Onder Tsjechisch Voorzitterschap zijn de onderhandelingen over de tekst in gang gezet
en hebben vijf Raadswerkgroepen plaatsgevonden. Op basis van de discussies in de Raadswerkgroepen
heeft het Voorzitterschap drie verschillende compromisvoorstellen gepresenteerd.1 Het Voorzitterschap is voornemens om tijdens de Raad te komen tot een algemene oriëntatie.
Het Voorzitterschap heeft in Coreper van 23 november jl. echter geen steun gekregen
voor het doorgeleiden van de compromistekst naar de Raad. Het Voorzitterschap zal
een aangepaste compromistekst voorleggen in een Coreper voorafgaand aan de Raad.2 Het Voorzitterschap beoogt in de Raad WSB van 8 december a.s. de vereiste gekwalificeerde
meerderheid te krijgen. Als de Raad de algemene oriëntatie aanneemt kan het Zweeds
Voorzitterschap starten met de onderhandelingen in triloog tussen de Raad, het Europees
Parlement en de Commissie.
Ik zal uw Kamer nader informeren indien de onderhandelingen hier aanleiding toe geven.
Inzet Nederland
Zoals aangegeven in het BNC-fiche3 staat het kabinet positief tegenover het oorspronkelijke richtlijnvoorstel van de
Europese Commissie.

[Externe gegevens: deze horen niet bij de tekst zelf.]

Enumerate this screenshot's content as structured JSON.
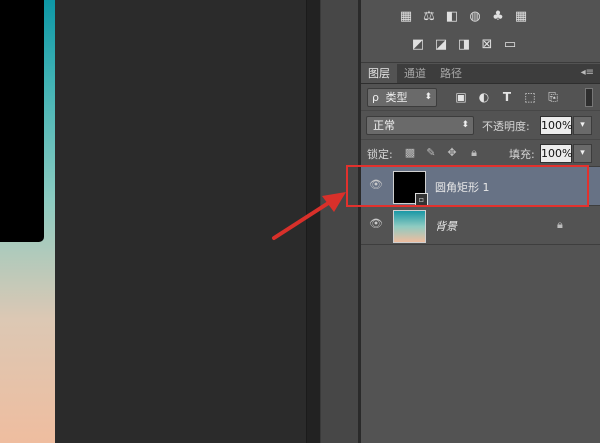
{
  "panel": {
    "tabs": [
      {
        "label": "图层",
        "active": true
      },
      {
        "label": "通道",
        "active": false
      },
      {
        "label": "路径",
        "active": false
      }
    ],
    "filter": {
      "search_glyph": "ρ",
      "label": "类型",
      "icons": [
        "image-filter-icon",
        "adjustment-filter-icon",
        "type-filter-icon",
        "shape-filter-icon",
        "smart-object-filter-icon"
      ]
    },
    "blend_mode": "正常",
    "opacity_label": "不透明度:",
    "opacity_value": "100%",
    "lock_label": "锁定:",
    "fill_label": "填充:",
    "fill_value": "100%"
  },
  "layers": [
    {
      "name": "圆角矩形 1",
      "selected": true,
      "locked": false
    },
    {
      "name": "背景",
      "selected": false,
      "locked": true
    }
  ],
  "colors": {
    "selection": "#677285",
    "highlight_box": "#e2312d",
    "panel_bg": "#535353"
  }
}
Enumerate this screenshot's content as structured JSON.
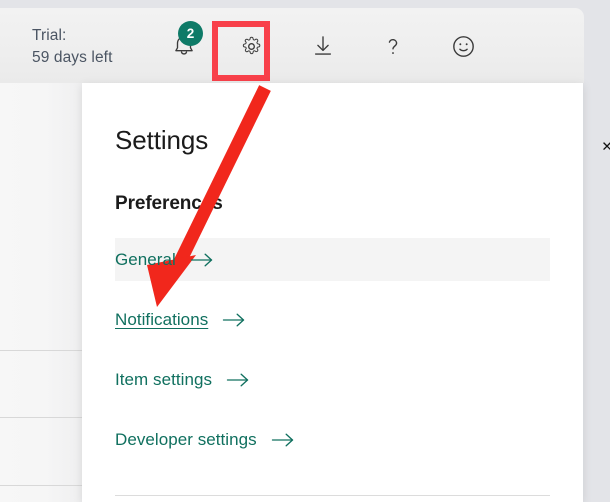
{
  "topbar": {
    "trial": {
      "label_line1": "Trial:",
      "label_line2": "59 days left"
    },
    "icons": [
      {
        "name": "notifications-bell-icon",
        "label": "Notifications"
      },
      {
        "name": "settings-gear-icon",
        "label": "Settings"
      },
      {
        "name": "download-icon",
        "label": "Download"
      },
      {
        "name": "help-question-icon",
        "label": "Help"
      },
      {
        "name": "feedback-smiley-icon",
        "label": "Feedback"
      }
    ],
    "notification_badge_count": "2",
    "badge_color": "#0e7a67",
    "highlight_color": "#f8404a"
  },
  "panel": {
    "title": "Settings",
    "close_label": "✕",
    "section_heading": "Preferences",
    "links": [
      {
        "label": "General",
        "arrow": "→",
        "state": "hover"
      },
      {
        "label": "Notifications",
        "arrow": "→",
        "state": "focus"
      },
      {
        "label": "Item settings",
        "arrow": "→",
        "state": "normal"
      },
      {
        "label": "Developer settings",
        "arrow": "→",
        "state": "normal"
      }
    ],
    "link_color": "#10705f"
  },
  "annotation": {
    "arrow_color": "#f1271c",
    "arrow_from": "265,88",
    "arrow_to": "157,307"
  }
}
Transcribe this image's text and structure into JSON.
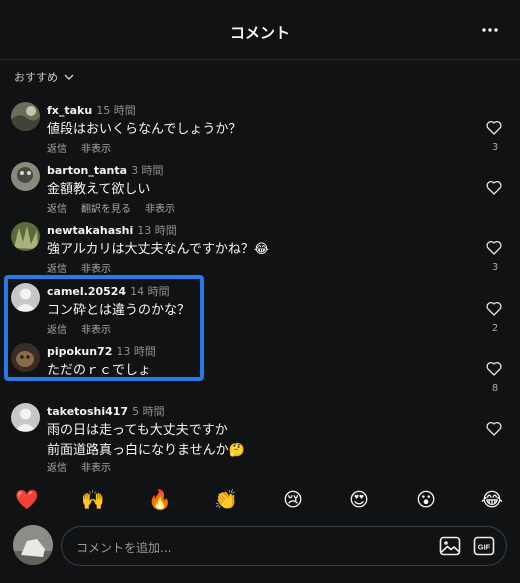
{
  "header": {
    "title": "コメント"
  },
  "sort": {
    "label": "おすすめ"
  },
  "comments": [
    {
      "user": "fx_taku",
      "time": "15 時間",
      "lines": [
        "値段はおいくらなんでしょうか？"
      ],
      "actions": [
        "返信",
        "非表示"
      ],
      "likes": "3"
    },
    {
      "user": "barton_tanta",
      "time": "3 時間",
      "lines": [
        "金額教えて欲しい"
      ],
      "actions": [
        "返信",
        "翻訳を見る",
        "非表示"
      ],
      "likes": ""
    },
    {
      "user": "newtakahashi",
      "time": "13 時間",
      "lines": [
        "強アルカリは大丈夫なんですかね？😂"
      ],
      "actions": [
        "返信",
        "非表示"
      ],
      "likes": "3"
    },
    {
      "user": "camel.20524",
      "time": "14 時間",
      "lines": [
        "コン砕とは違うのかな？"
      ],
      "actions": [
        "返信",
        "非表示"
      ],
      "likes": "2"
    },
    {
      "user": "pipokun72",
      "time": "13 時間",
      "lines": [
        "ただのｒｃでしょ"
      ],
      "actions": [],
      "likes": "8"
    },
    {
      "user": "taketoshi417",
      "time": "5 時間",
      "lines": [
        "雨の日は走っても大丈夫ですか",
        "前面道路真っ白になりませんか🤔"
      ],
      "actions": [
        "返信",
        "非表示"
      ],
      "likes": ""
    }
  ],
  "reactions": [
    "❤️",
    "🙌",
    "🔥",
    "👏",
    "😢",
    "😍",
    "😮",
    "😂"
  ],
  "composer": {
    "placeholder": "コメントを追加..."
  },
  "icons": {
    "more": "more-horizontal-icon",
    "sort": "chevron-down-icon",
    "like": "heart-icon",
    "image": "image-icon",
    "gif": "gif-icon"
  },
  "colors": {
    "background": "#101214",
    "highlight": "#2a78e4"
  }
}
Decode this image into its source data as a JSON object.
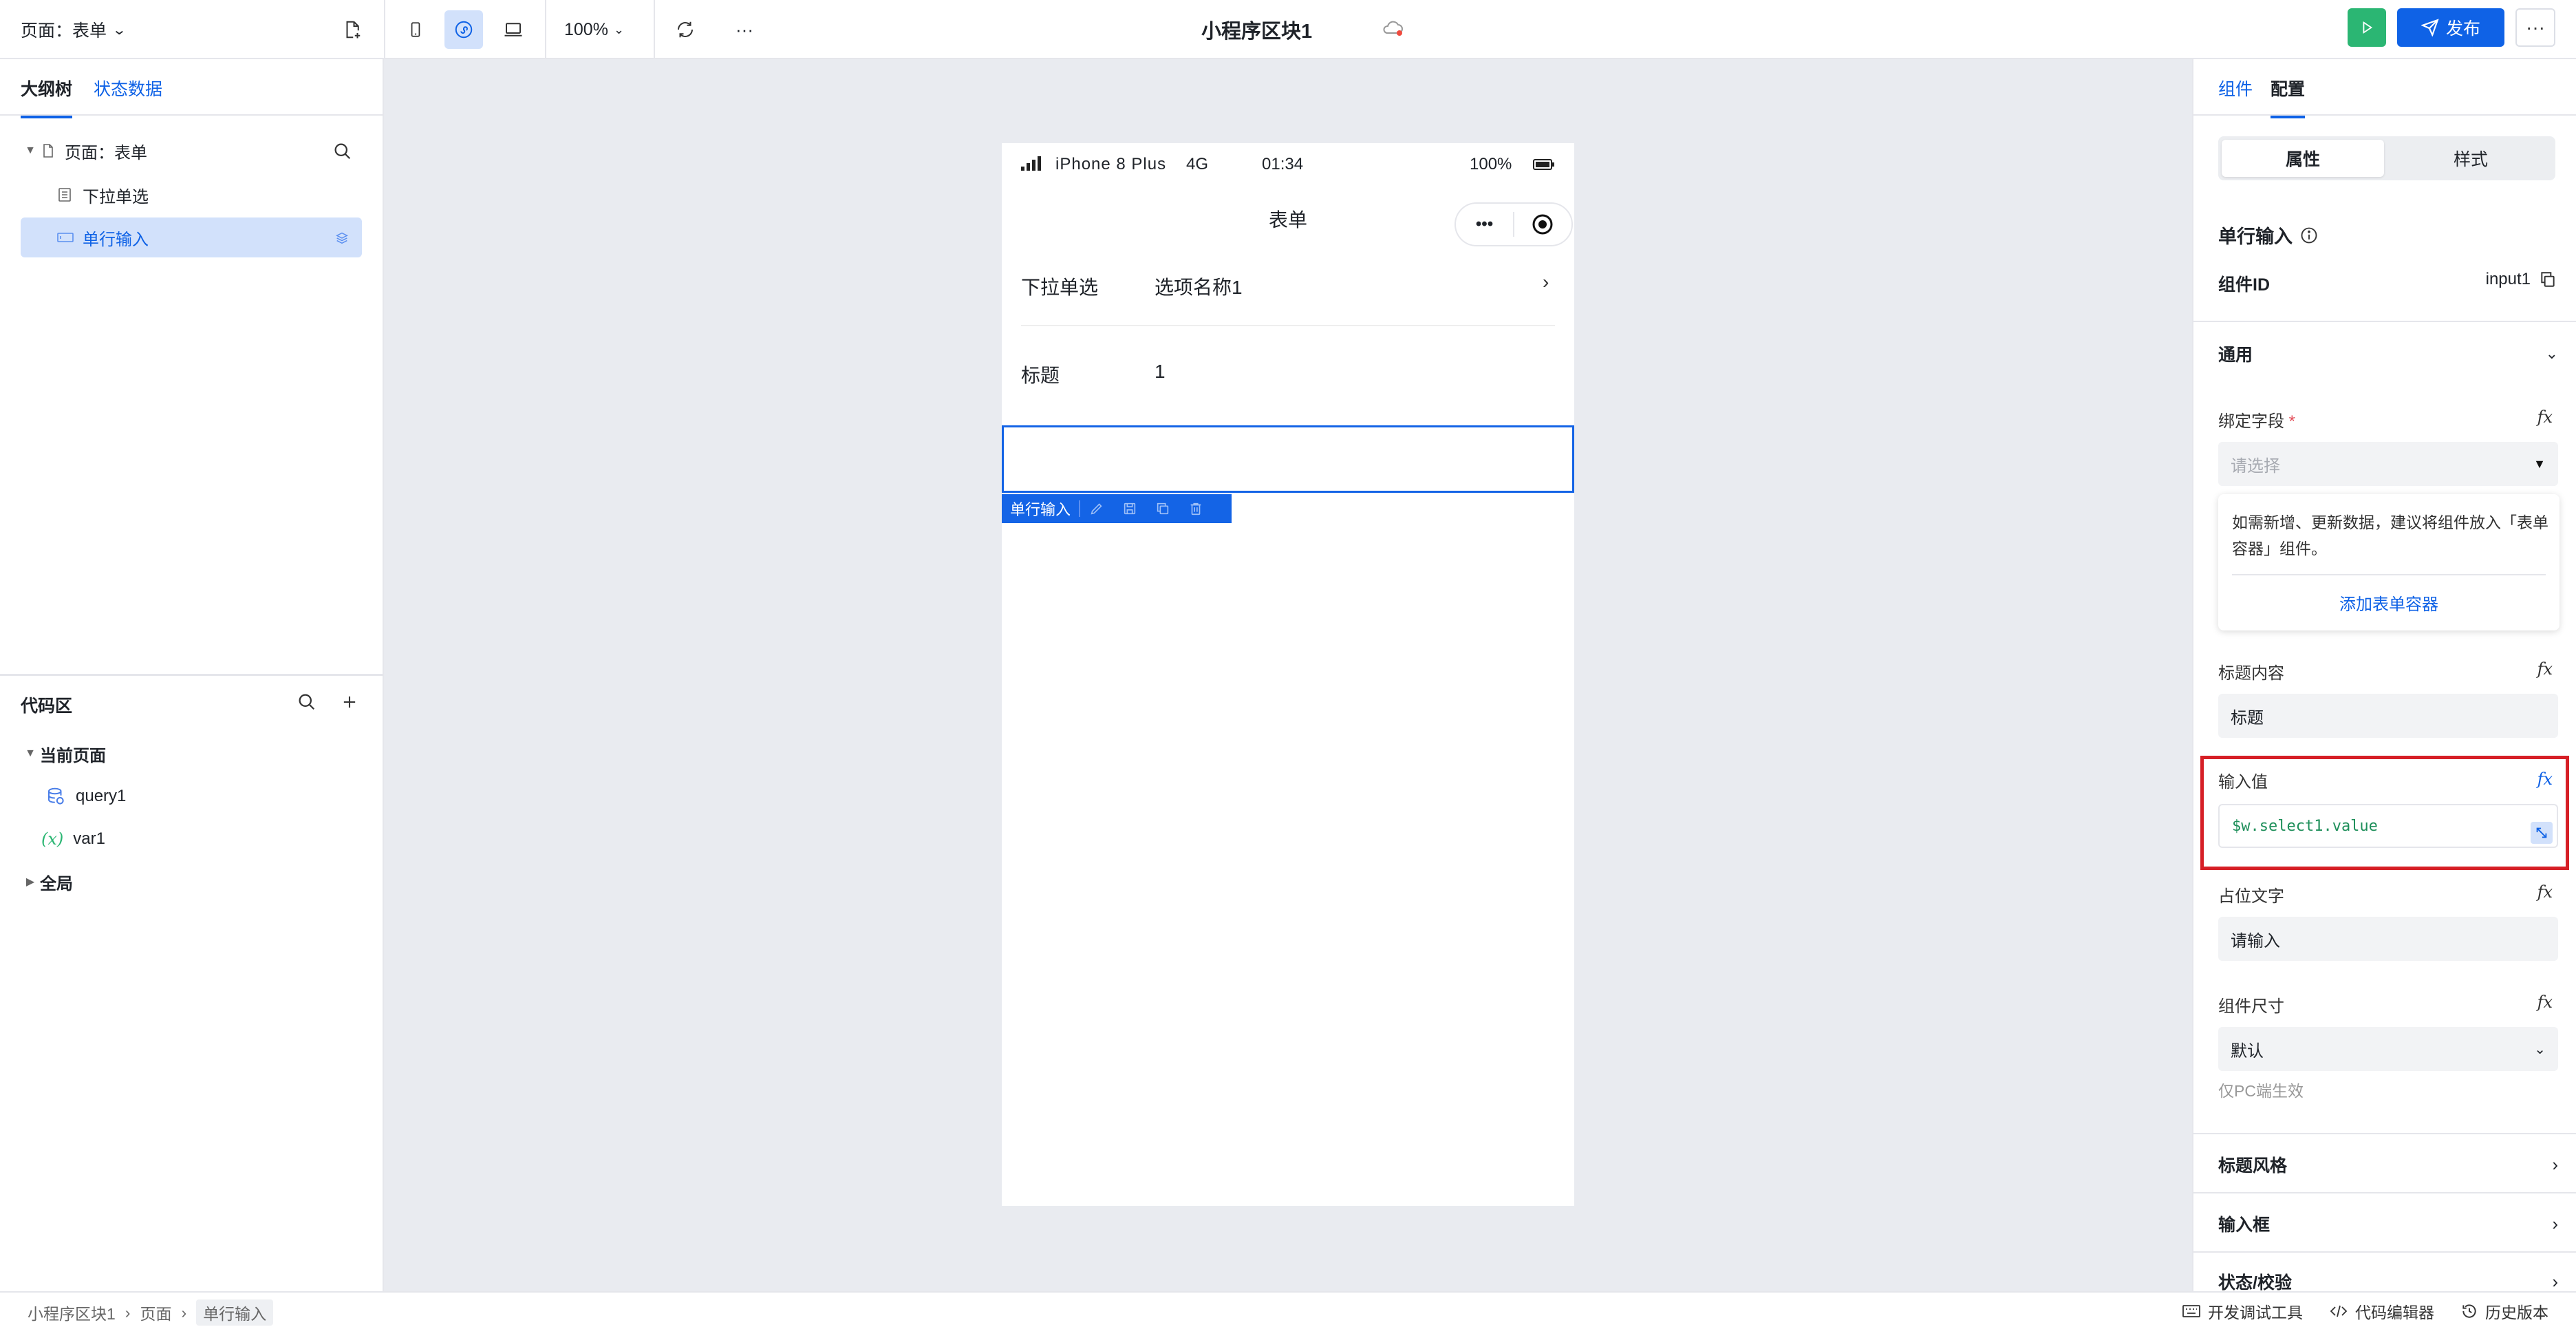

Het kabinet heeft de wens om schijnzelfstandigheid tegen te gaan,
in het bijzonder daar waar platforms gebruikmaken van aansturing via algoritmen (als
nieuwe manier van uitoefening van «gezag»). Dit sluit aan bij de tendens in de rechtspraak
(tot aan de hoogste rechter) in meerdere lidstaten waarin de rechter heeft geoordeeld
dat platformwerkers – in de voorliggende gevallen – moeten worden beschouwd als werknemers.
Het richtlijnvoorstel biedt een kans om de wensen op dat vlak te realiseren, ook met
oog op een gelijker speelveld tussen lidstaten en een duurzame ontwikkeling van de
platformeconomie.
In lijn met de brief4 van 17 oktober jl. (die Nederland stuurde tezamen met België, Slovenië, Spanje, Italië,
Luxemburg, Portugal en Malta) heeft Nederland in de laatste Raadswerkgroep (15 november
jl.) onder Tsjechisch Voorzitterschap samen met de gelijkgezinde lidstaten nogmaals
de ambitie benadrukt voor een sterk en effectief weerlegbaar rechtsvermoeden in het
richtlijnvoorstel en een (ook voor publiekrechtelijke instanties) zo effectief mogelijke
uitwerking daarvan5. In het compromisvoorstel dat in die Raadswerkgroep voorlag6 is met die wens namelijk onvoldoende rekening gehouden. Ik ga hier nader op in onder
het kopje «belangrijkste discussiepunten».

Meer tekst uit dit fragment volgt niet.